La presidenza italiana del vertice G7 dà un immagine di un mondo unito nella sfida contro il terrorismo, pronto a rafforzare misure e impegni comuni. Ma non riesce a fare passi avanti sul clima, che resta al palo, e chiude con un compromesso al ribasso sui migranti. È tutto racchiuso qui, a Taormina va in scena un film prevedibile e a tratti grottesco. Ma si è trattato – se si vanno a leggere i commenti in giro per il mondo – comunque di un successo. Se non altro per il turismo che potrà produrre…

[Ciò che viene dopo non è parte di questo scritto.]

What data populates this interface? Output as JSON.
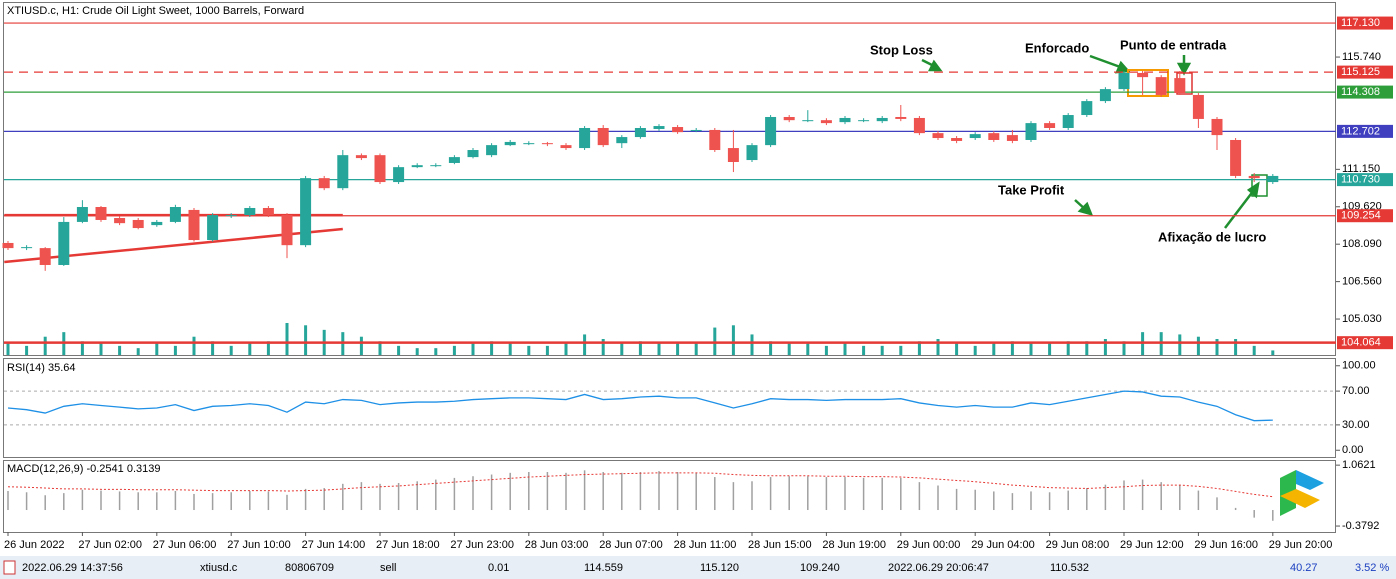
{
  "chart_data": [
    {
      "type": "candlestick",
      "title": "XTIUSD.c, H1:  Crude Oil Light Sweet, 1000 Barrels, Forward",
      "categories": [
        "26 Jun 2022",
        null,
        null,
        null,
        "27 Jun 02:00",
        null,
        null,
        null,
        "27 Jun 06:00",
        null,
        null,
        null,
        "27 Jun 10:00",
        null,
        null,
        null,
        "27 Jun 14:00",
        null,
        null,
        null,
        "27 Jun 18:00",
        null,
        null,
        null,
        "27 Jun 23:00",
        null,
        null,
        null,
        "28 Jun 03:00",
        null,
        null,
        null,
        "28 Jun 07:00",
        null,
        null,
        null,
        "28 Jun 11:00",
        null,
        null,
        null,
        "28 Jun 15:00",
        null,
        null,
        null,
        "28 Jun 19:00",
        null,
        null,
        null,
        "29 Jun 00:00",
        null,
        null,
        null,
        "29 Jun 04:00",
        null,
        null,
        null,
        "29 Jun 08:00",
        null,
        null,
        null,
        "29 Jun 12:00",
        null,
        null,
        null,
        "29 Jun 16:00",
        null,
        null,
        null,
        "29 Jun 20:00"
      ],
      "open": [
        108.14,
        107.93,
        107.93,
        107.24,
        109.0,
        109.61,
        109.16,
        109.08,
        108.87,
        109.0,
        109.49,
        108.26,
        109.24,
        109.28,
        109.57,
        109.28,
        108.05,
        110.79,
        110.38,
        111.73,
        111.73,
        110.63,
        111.24,
        111.32,
        111.41,
        111.65,
        111.73,
        112.14,
        112.22,
        112.22,
        112.14,
        112.02,
        112.84,
        112.22,
        112.47,
        112.8,
        112.88,
        112.76,
        112.76,
        112.02,
        111.53,
        112.14,
        113.29,
        113.16,
        113.16,
        113.08,
        113.16,
        113.12,
        113.29,
        113.25,
        112.63,
        112.43,
        112.43,
        112.63,
        112.55,
        112.35,
        113.04,
        112.84,
        113.37,
        113.94,
        114.43,
        115.09,
        114.92,
        114.88,
        114.19,
        113.21,
        112.35,
        110.88,
        110.63
      ],
      "high": [
        108.22,
        108.05,
        107.97,
        109.2,
        109.89,
        109.65,
        109.24,
        109.16,
        109.08,
        109.7,
        109.57,
        109.36,
        109.36,
        109.65,
        109.65,
        109.36,
        110.88,
        110.88,
        111.94,
        111.8,
        111.8,
        111.32,
        111.4,
        111.4,
        111.73,
        112.02,
        112.22,
        112.35,
        112.3,
        112.27,
        112.22,
        112.92,
        112.96,
        112.55,
        112.92,
        113.0,
        112.96,
        112.84,
        112.84,
        112.76,
        112.22,
        113.37,
        113.37,
        113.57,
        113.24,
        113.33,
        113.24,
        113.33,
        113.78,
        113.33,
        112.71,
        112.51,
        112.67,
        112.71,
        112.76,
        113.12,
        113.12,
        113.45,
        114.02,
        114.51,
        115.17,
        115.17,
        115.0,
        115.17,
        114.27,
        113.29,
        112.43,
        111.0,
        110.96
      ],
      "low": [
        107.85,
        107.85,
        107.0,
        107.2,
        108.95,
        109.0,
        108.87,
        108.7,
        108.8,
        108.95,
        108.2,
        108.2,
        109.16,
        109.2,
        109.2,
        107.52,
        107.97,
        110.3,
        110.3,
        111.53,
        110.55,
        110.55,
        111.2,
        111.24,
        111.36,
        111.6,
        111.65,
        112.1,
        112.14,
        112.1,
        111.94,
        111.94,
        112.06,
        112.02,
        112.4,
        112.72,
        112.6,
        112.67,
        111.86,
        111.04,
        111.45,
        112.06,
        113.08,
        113.08,
        112.96,
        113.0,
        113.08,
        113.04,
        113.12,
        112.55,
        112.35,
        112.22,
        112.35,
        112.27,
        112.22,
        112.27,
        112.76,
        112.76,
        113.29,
        113.86,
        114.35,
        114.19,
        114.11,
        114.19,
        112.84,
        111.94,
        110.79,
        110.63,
        110.55
      ],
      "close": [
        107.93,
        107.97,
        107.24,
        109.0,
        109.61,
        109.08,
        108.95,
        108.75,
        109.0,
        109.61,
        108.26,
        109.28,
        109.28,
        109.57,
        109.28,
        108.05,
        110.79,
        110.38,
        111.73,
        111.61,
        110.63,
        111.24,
        111.32,
        111.32,
        111.65,
        111.94,
        112.14,
        112.27,
        112.22,
        112.18,
        112.02,
        112.84,
        112.14,
        112.47,
        112.84,
        112.92,
        112.67,
        112.76,
        111.94,
        111.45,
        112.14,
        113.29,
        113.16,
        113.16,
        113.04,
        113.25,
        113.16,
        113.25,
        113.21,
        112.63,
        112.43,
        112.31,
        112.59,
        112.35,
        112.31,
        113.04,
        112.84,
        113.37,
        113.94,
        114.43,
        115.09,
        114.92,
        114.19,
        114.27,
        113.21,
        112.55,
        110.88,
        110.79,
        110.88
      ],
      "volume": [
        5,
        4,
        8,
        10,
        6,
        5,
        4,
        3,
        5,
        4,
        8,
        6,
        4,
        5,
        6,
        14,
        13,
        11,
        10,
        8,
        6,
        4,
        3,
        3,
        4,
        5,
        6,
        5,
        4,
        4,
        5,
        9,
        7,
        5,
        6,
        5,
        5,
        5,
        12,
        13,
        9,
        6,
        5,
        5,
        4,
        5,
        4,
        4,
        4,
        6,
        7,
        5,
        4,
        5,
        6,
        5,
        5,
        6,
        6,
        7,
        6,
        10,
        10,
        9,
        8,
        7,
        7,
        4,
        2
      ],
      "up_color": "#26a69a",
      "down_color": "#ef5350",
      "volume_color": "#26a69a",
      "ylim": [
        103.56,
        117.95
      ],
      "yticks": [
        {
          "value": 115.74,
          "label": "115.740"
        },
        {
          "value": 111.15,
          "label": "111.150"
        },
        {
          "value": 109.62,
          "label": "109.620"
        },
        {
          "value": 108.09,
          "label": "108.090"
        },
        {
          "value": 106.56,
          "label": "106.560"
        },
        {
          "value": 105.03,
          "label": "105.030"
        }
      ],
      "levels": [
        {
          "value": 117.13,
          "label": "117.130",
          "color": "#e53935",
          "style": "solid"
        },
        {
          "value": 115.125,
          "label": "115.125",
          "color": "#e53935",
          "style": "dashed"
        },
        {
          "value": 114.308,
          "label": "114.308",
          "color": "#2e9e3a",
          "style": "solid"
        },
        {
          "value": 112.702,
          "label": "112.702",
          "color": "#3f3fbf",
          "style": "solid"
        },
        {
          "value": 110.73,
          "label": "110.730",
          "color": "#26a69a",
          "style": "solid"
        },
        {
          "value": 109.254,
          "label": "109.254",
          "color": "#e53935",
          "style": "solid"
        },
        {
          "value": 104.064,
          "label": "104.064",
          "color": "#e53935",
          "style": "thick"
        }
      ],
      "trend_lines": [
        {
          "start": [
            -0.2,
            107.36
          ],
          "end": [
            18,
            108.71
          ],
          "color": "#e53935"
        },
        {
          "start": [
            -0.2,
            109.28
          ],
          "end": [
            18,
            109.28
          ],
          "color": "#e53935"
        }
      ],
      "annotations": [
        "Stop Loss",
        "Enforcado",
        "Punto de entrada",
        "Take Profit",
        "Afixação de lucro"
      ]
    },
    {
      "type": "line",
      "title": "RSI(14) 35.64",
      "color": "#1e90e6",
      "values": [
        50,
        48,
        44,
        52,
        55,
        53,
        51,
        49,
        50,
        54,
        47,
        52,
        53,
        55,
        53,
        45,
        57,
        55,
        60,
        59,
        54,
        56,
        57,
        57,
        58,
        60,
        61,
        62,
        62,
        61,
        60,
        66,
        60,
        61,
        63,
        64,
        62,
        62,
        56,
        50,
        55,
        61,
        60,
        60,
        59,
        60,
        60,
        60,
        61,
        56,
        53,
        51,
        53,
        51,
        51,
        56,
        54,
        58,
        62,
        66,
        70,
        69,
        64,
        63,
        57,
        52,
        42,
        35,
        35.64
      ],
      "ylim": [
        -8,
        108
      ],
      "levels": [
        30,
        70
      ],
      "yticks": [
        {
          "value": 100,
          "label": "100.00"
        },
        {
          "value": 70,
          "label": "70.00"
        },
        {
          "value": 30,
          "label": "30.00"
        },
        {
          "value": 0,
          "label": "0.00"
        }
      ]
    },
    {
      "type": "macd",
      "title": "MACD(12,26,9) -0.2541 0.3139",
      "color": "#a0a0a0",
      "signal_color": "#e53935",
      "values": [
        0.45,
        0.42,
        0.35,
        0.4,
        0.48,
        0.46,
        0.44,
        0.42,
        0.42,
        0.45,
        0.38,
        0.4,
        0.42,
        0.45,
        0.44,
        0.36,
        0.5,
        0.52,
        0.62,
        0.66,
        0.62,
        0.64,
        0.68,
        0.72,
        0.76,
        0.8,
        0.84,
        0.88,
        0.9,
        0.9,
        0.88,
        0.94,
        0.9,
        0.88,
        0.9,
        0.92,
        0.9,
        0.88,
        0.78,
        0.66,
        0.68,
        0.78,
        0.8,
        0.8,
        0.78,
        0.78,
        0.76,
        0.76,
        0.76,
        0.66,
        0.58,
        0.5,
        0.48,
        0.44,
        0.4,
        0.44,
        0.42,
        0.46,
        0.52,
        0.6,
        0.7,
        0.72,
        0.66,
        0.6,
        0.46,
        0.3,
        0.05,
        -0.18,
        -0.2541
      ],
      "signal": [
        0.55,
        0.54,
        0.52,
        0.5,
        0.5,
        0.49,
        0.49,
        0.48,
        0.48,
        0.48,
        0.47,
        0.46,
        0.46,
        0.46,
        0.46,
        0.45,
        0.46,
        0.47,
        0.5,
        0.53,
        0.55,
        0.57,
        0.6,
        0.63,
        0.66,
        0.69,
        0.72,
        0.75,
        0.78,
        0.8,
        0.82,
        0.84,
        0.85,
        0.86,
        0.87,
        0.88,
        0.88,
        0.88,
        0.87,
        0.84,
        0.82,
        0.81,
        0.81,
        0.81,
        0.8,
        0.8,
        0.79,
        0.79,
        0.78,
        0.76,
        0.73,
        0.7,
        0.67,
        0.63,
        0.59,
        0.56,
        0.53,
        0.52,
        0.51,
        0.53,
        0.55,
        0.58,
        0.59,
        0.59,
        0.56,
        0.51,
        0.44,
        0.37,
        0.3139
      ],
      "ylim": [
        -0.52,
        1.16
      ],
      "yticks": [
        1.0621,
        -0.3792
      ]
    }
  ],
  "status_bar": {
    "cells": [
      "2022.06.29 14:37:56",
      "xtiusd.c",
      "80806709",
      "sell",
      "0.01",
      "114.559",
      "115.120",
      "109.240",
      "2022.06.29 20:06:47",
      "110.532",
      "40.27",
      "3.52 %"
    ]
  }
}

Ma riavvolgiamo il nastro e partiamo dalla premessa. Al tavolo dei lavori, com’era facilmente prevedibile, pesa la posizione del neopresidente americano Donald Trump, che si propone disponibile al dialogo ma di fatto ripropone le tematiche con cui ha prepotentemente messo all’angolo la diplomazia pre e post elettorale e resta fermo sui suoi paletti. Non solo sull’accordo di Parigi sul clima, dove si trova schierati tutti contro (ma il peso Usa è determinante e non solo dal punto di vista politico) ma anche sulla questione dei migranti, ridimensionando le aspettative dell’Unione europea – anche se sappiamo bene che una buona parte ne condivide in silenzio (o meno) i pensieri – e della presidenza italiana.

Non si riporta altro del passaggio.